Beltramo abbate della nostra S. M. di Jubino era nel 1308 testimonio ad un atto, per cui Oberto Porporerio donava un pezzo di terreno fuori le mura di Genova, nel luogo chiamato Mortedo, a tre monaci dell' Ordine di San Basilio, fra Martino da Sagarito, fra Simeone e fra Guglielmo delle parti d'Armenia; i quali (come aggiunge la bolla pontificia che segue tale donazione nello Schiaffino, Storia eccl. ms. ad annum) si erano qui ricoverati fuggendo dalla Montagna nera d'Armenia per le continue incursioni e devastazioni dei Saraceni, cioè (come si sa dalla storia) del Sultano d'Egitto che fini col conquistare la Cilicia od Armenia minore colla Terrasanta. Si noti che tanto il Monastero di San Basilio quanto l'Abbazia cisterciense di San Giorgio de Jubino erano già situati sulla Montagna nera delle parti d'Armenia: vale a dire in quella parte orientale del Tauro chiamata Amano in antico, Montagna nera nel medio evo e modernamente, se ben mi appongo, Almadagh. Considerato il tutto, nulla mi appare di più naturale che i Cisterciensi di San Giorgio, ritiratisi i primi in Genova, abbiano poi procurato ai Basiliani in Mortedo, poco lungi dalla loro stessa Abbazia de Jubino, il terreno e forse anche i sussidi in danaro per costruire quel Monastero dell' Ordine di San Basilio che vive tuttora nella Chiesa e nel nome almeno di San Bartolomeo degli Armeni: così anche ben si spiega la presenza all' atto dell' abbate de Jubino.
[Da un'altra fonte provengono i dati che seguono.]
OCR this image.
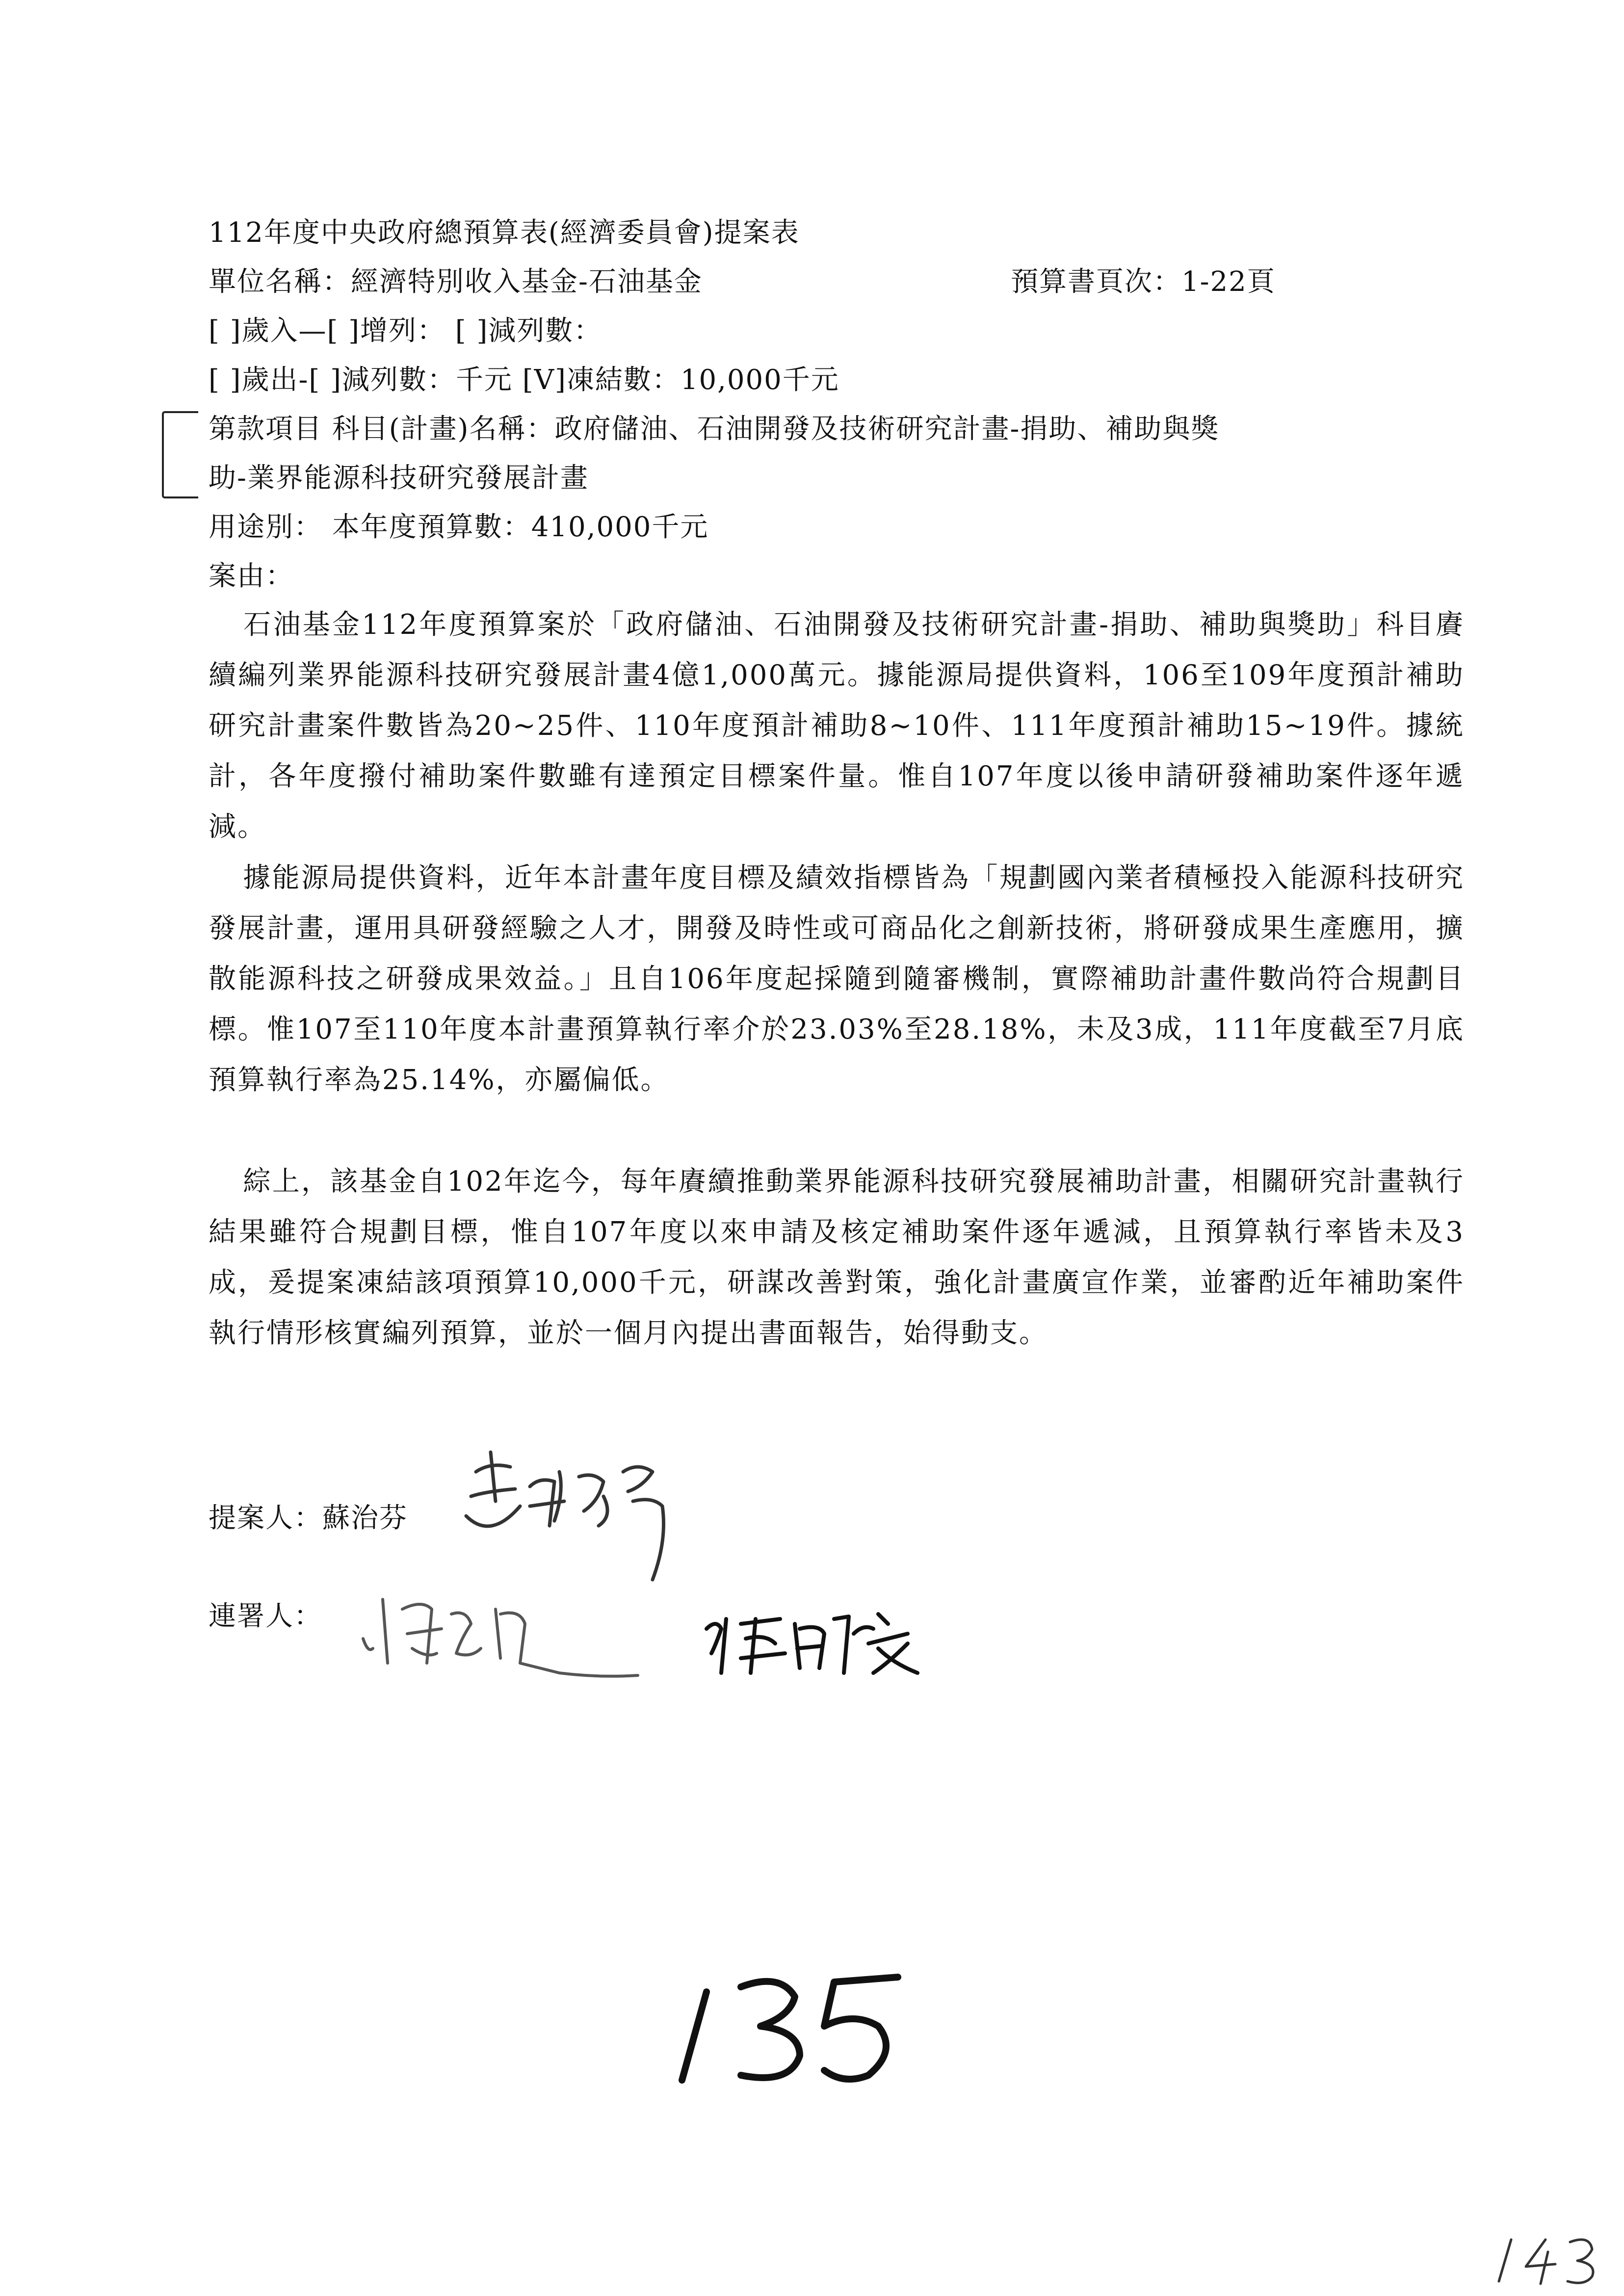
112年度中央政府總預算表(經濟委員會)提案表
單位名稱：經濟特別收入基金-石油基金	預算書頁次：1-22頁
[ ]歲入—[ ]增列： [ ]減列數：
[ ]歲出-[ ]減列數：千元 [V]凍結數：10,000千元
第款項目 科目(計畫)名稱：政府儲油、石油開發及技術研究計畫-捐助、補助與獎
助-業界能源科技研究發展計畫
用途別： 本年度預算數：410,000千元
案由：
石油基金112年度預算案於「政府儲油、石油開發及技術研究計畫-捐助、補助與獎助」科目賡續編列業界能源科技研究發展計畫4億1,000萬元。據能源局提供資料，106至109年度預計補助研究計畫案件數皆為20~25件、110年度預計補助8~10件、111年度預計補助15~19件。據統計，各年度撥付補助案件數雖有達預定目標案件量。惟自107年度以後申請研發補助案件逐年遞減。
據能源局提供資料，近年本計畫年度目標及績效指標皆為「規劃國內業者積極投入能源科技研究發展計畫，運用具研發經驗之人才，開發及時性或可商品化之創新技術，將研發成果生產應用，擴散能源科技之研發成果效益。」且自106年度起採隨到隨審機制，實際補助計畫件數尚符合規劃目標。惟107至110年度本計畫預算執行率介於23.03%至28.18%，未及3成，111年度截至7月底預算執行率為25.14%，亦屬偏低。
綜上，該基金自102年迄今，每年賡續推動業界能源科技研究發展補助計畫，相關研究計畫執行結果雖符合規劃目標，惟自107年度以來申請及核定補助案件逐年遞減，且預算執行率皆未及3成，爰提案凍結該項預算10,000千元，研謀改善對策，強化計畫廣宣作業，並審酌近年補助案件執行情形核實編列預算，並於一個月內提出書面報告，始得動支。
提案人：蘇治芬
連署人：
Simile potrebbe essere il caso di San Sergio de Jubino, i cui monaci partirono forse verso lo stesso tempo da Biblo di Terrasanta: oltrecchè a me pare che più punti di contatto meritino essere rilevati fra quei due centri orientali di San Giorgio e di San Sergio. L'aver entrambi lo stesso titolo de Jubino, l'essere entrambi sotto lo stesso Patriarcato d' Antiochia, la Montagna nera dividendo l'Armenia da Terrasanta,

dove Biblo giace a meriggio di Tripoli; tutto ciò mi fa credere che San Sergio, se non è fondazione anch'esso di Pietro abbate cisterciense divenuto patriarca colà, per lo meno possa essere colonia dei monaci dell'omonimo San Giorgio. Se forse anche non contribui ad un trasporto a Genova da Biblo la ricordanza degli Embriaci genovesi, che furono lungo tempo signori di quest'ultima città conquistata dai crociati e più nota sotto il nome medievale di Gibelletto.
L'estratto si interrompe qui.